Chris French discusses the importance of engaging with the NHS early in the device design process.
You’ve had a great idea for a medical innovation that would greatly benefit patients, clinicians, save cost and/or improve performance; you’ve secured (or in the process of securing) the investment for this and the investor milestones agreed and you understand the technology needed to develop this product. You have the design processes and team in place and you know your target market is the NHS. According to your business strategy the product would definitely benefit the NHS – so why wouldn’t they buy it?
There is a commercial programme that needs to run alongside your product development. If your primary market has been identified as the NHS then this could have a considerable influence on the requirements and specification for your product. Therefore, at the very beginning of the design process you need to already be engaging with key stakeholders and decision makers in the NHS rather than just focussing on the clinical requirements. Feeding these inputs into the design as early as possible will ensure the final product is commercially viable.
The NHS is the largest healthcare delivery organisation in the world and whereas this sounds like a single organisation, the reality is an immense collection of individual businesses and services which are run and managed by different providers and commissioners – all with very different agendas. The providers focus on patient access and outcomes, while the commissioners are responsible for financial balance, performance against operational targets, governance & regulation, and population health management and outcomes.
Other challenges to consider are the NHS is constantly changing depending on the political climate, budgets are fixed or are more restricted, and staff are under resourced. Understanding the heterogenous network of the NHS, how decisions are made and the problems they face will enable you to maximise on the efficiency and effectiveness of your long-term business strategy. A flexible approach is critical to ensure that your process changes as the NHS changes….it’s a long process!
You will also need to recognise that your product may have other elements that will influence the NHS’s decision to purchase. It may be a great idea but does it fit in with their existing strategy? Does it require integration with the IT system? Will it require considerable training to use the product and what is the impact of this on staff time, cost and resources? Does it prevent (or potentially cause) other health problems? What is the cost of this product versus other similar (but perhaps not as effective or beneficial) products that may already be heavily integrated in the hospitals and surgeries? Would the outcomes of this technology create bottlenecks in other departments or areas of the hospital? How can this product help them achieve the efficiencies that they require?

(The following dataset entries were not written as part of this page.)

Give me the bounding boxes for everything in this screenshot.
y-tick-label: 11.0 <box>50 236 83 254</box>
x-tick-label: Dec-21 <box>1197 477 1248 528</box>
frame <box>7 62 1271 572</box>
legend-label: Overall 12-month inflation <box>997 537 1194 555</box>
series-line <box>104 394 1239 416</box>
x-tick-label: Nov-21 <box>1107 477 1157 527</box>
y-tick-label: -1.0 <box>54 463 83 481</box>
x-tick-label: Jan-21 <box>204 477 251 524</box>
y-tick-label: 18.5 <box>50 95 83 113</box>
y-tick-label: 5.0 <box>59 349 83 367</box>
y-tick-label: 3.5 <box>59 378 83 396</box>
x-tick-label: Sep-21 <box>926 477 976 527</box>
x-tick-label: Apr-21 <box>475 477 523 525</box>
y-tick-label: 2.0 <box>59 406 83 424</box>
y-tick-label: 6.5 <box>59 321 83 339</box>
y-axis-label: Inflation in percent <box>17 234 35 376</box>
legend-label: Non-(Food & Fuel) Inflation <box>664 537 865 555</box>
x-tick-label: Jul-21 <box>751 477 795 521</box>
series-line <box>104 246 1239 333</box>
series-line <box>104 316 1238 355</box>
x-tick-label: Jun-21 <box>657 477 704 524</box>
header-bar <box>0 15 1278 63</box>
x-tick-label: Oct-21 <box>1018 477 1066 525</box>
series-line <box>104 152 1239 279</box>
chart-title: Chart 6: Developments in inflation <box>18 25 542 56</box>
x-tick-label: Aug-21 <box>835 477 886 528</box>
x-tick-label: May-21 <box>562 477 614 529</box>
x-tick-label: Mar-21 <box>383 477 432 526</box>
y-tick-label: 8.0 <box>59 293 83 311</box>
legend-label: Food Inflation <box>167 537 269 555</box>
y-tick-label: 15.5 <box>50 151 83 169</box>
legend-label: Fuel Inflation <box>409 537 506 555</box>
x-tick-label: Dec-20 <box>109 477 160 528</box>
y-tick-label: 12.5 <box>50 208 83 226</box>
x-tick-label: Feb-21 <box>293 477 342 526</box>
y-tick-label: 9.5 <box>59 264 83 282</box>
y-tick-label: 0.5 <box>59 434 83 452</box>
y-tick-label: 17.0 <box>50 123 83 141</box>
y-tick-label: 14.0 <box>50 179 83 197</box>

If you can answer these questions and demonstrate exactly how your product could reduce long term hospital costs, or improve patient outcomes, or save hospitals and health organisations time and resources (or maybe all of these) then you already have a strong business case for your product.
Being able to produce a business case that will satisfy all the stakeholder requirements will be essential. The sooner you understand the complexity of the NHS and engage with identified key stakeholders, the sooner you will be able to create a viable strategy to sell your product into the NHS.